Day 2: I hang a picture on

Written by By Staff Writer

Bridget Chisolm

Lambing: The ceremony conducted on one side of the edge of the sea to allow men and young boys to perform the age-old ritual of hanging a picture on a whale fin. Courtesy Monmouth Museum of Ocean Sciences

When I attended the annual diving and dolphin “bonding” weekend, held at the Womastown Wildlife Area in New Jersey, I knew I’d experience the preservation of the ocean in a way few of my fellow divers and dolphins could — sitting in a bayou looking out over the water to see dolphins beyond.

Seven days and roughly 15 hours into my dolphin-viewing adventure, I was assigned my first duties of the day: a diveboat captain’s log in a boat moored at the Womastown beach. A female dolphin had been chosen as captain. I would conduct her charter dive at one of our site pods.

Earlier in the morning, as we sank low to scour the ocean bottom for colorful sea-life, I asked an elderly, balding man if he wanted to teach me how to dive for dolphins. He assured me he knew how, even though I could tell that in retrospect, he may have been trying to put me off the idea.

During our investigation of murky water I thought to myself, “This is the worst place on Earth to learn how to dive, an hour and a half of waving your hands. How’s it going?”

Twenty minutes later, my dolphin pilot dolphin was pointing her nose toward the vertical segment of our station’s habitat, slapping her long-snouted nose with each move. Eventually, she began to wiggle her tail, her tail fins breaking the surface at different angles.

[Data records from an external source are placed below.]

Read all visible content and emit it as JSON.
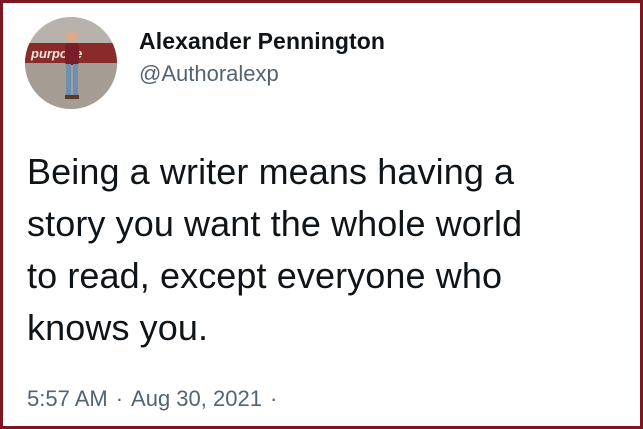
{
  "author": {
    "display_name": "Alexander Pennington",
    "handle": "@Authoralexp",
    "avatar_icon": "profile-photo",
    "avatar_sign_text": "purpose"
  },
  "tweet": {
    "text": "Being a writer means having a\nstory you want the whole world\nto read, except everyone who\nknows you."
  },
  "meta": {
    "time": "5:57 AM",
    "separator": "·",
    "date": "Aug 30, 2021",
    "trailing_separator": "·"
  },
  "colors": {
    "frame_border": "#7c1622",
    "text_primary": "#0f1419",
    "text_secondary": "#536471"
  }
}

The dolphin then moved quickly and rapidly to the platform, recoiling from the open ocean and diving straight into the depths, growing louder and animated with every dive. We watched for about 20 minutes as she dove her long fin more than 20 feet deep, then pulled her tail out. Her diving appeared to be quite focused. After a moment we saw that her tail was no longer extended, and we watched her splashing around in the water as a distant, bored-looking bull-dolphin looked on.

Here we were going into the deep end, yet slowly slipping out of it. After I said goodbye to the dolphin, I climbed on the back of my 16-foot boat and faced a quickly changing world. Our sun beamed on a grassy bank, the sand stretched as far as we could see and a dark wave drifted by.

For the next couple of hours, before our charter boat departed for the next spot, we carefully set up our gear to continue our boat tour — a mechanical ladder brought to the boat, snorkeling gear secured and four helium-filled markers that the dolphins would use to move around our “man-made environment.” I held a pair of my daughter’s sea-star sponges, holding on with my feet.

This allowed me to touch the dolphins, let them smell me, feel my leg hairs, eyes and toe hairs, massage their fins and pull out their tails, tentatively and gently.

Slowly, the dolphins slowly made their way to the second platform with our boat right beside them. They lingered at the platforms for a while, then swimming alongside us, slowly slowly left the platform and went back into the water.

I filmed them as they left the platform, as they chose their destination and circled our boat. When we left, the dolphins were joined by two other dolphins on the other platform — they were becoming very familiar with their new sisters, even racing to and fro.

When I returned to my car, my daughter had thanked me for being able to touch dolphins underwater. I told her to close her eyes as I told her it was a sign dolphins feel very well about coming to shore.

We drove to the next site, a bayou, where we followed other dolphins down to the water, but as soon as they were in the water, they swam back away. We stayed away from the water for a few more minutes, watching in a nearly-silent trance.

The next morning, being guided along the shore by my dive captain dolphin to our next site, we took a brief break to sit by the large bayou on a deck made from recycled shipping pallets.

The sun was just starting to beat down in the air, the wind buzzed and the sound of birds kept me busy. Meanwhile I continued to take photos of my dolphin boat, while trying to take photos of the older members of our group hanging around at the yacht dock.

There we sat, with the little boy at my feet, listening to the cries of roosters, the gentle swirl of the sea air and birds murmuring over the jetty.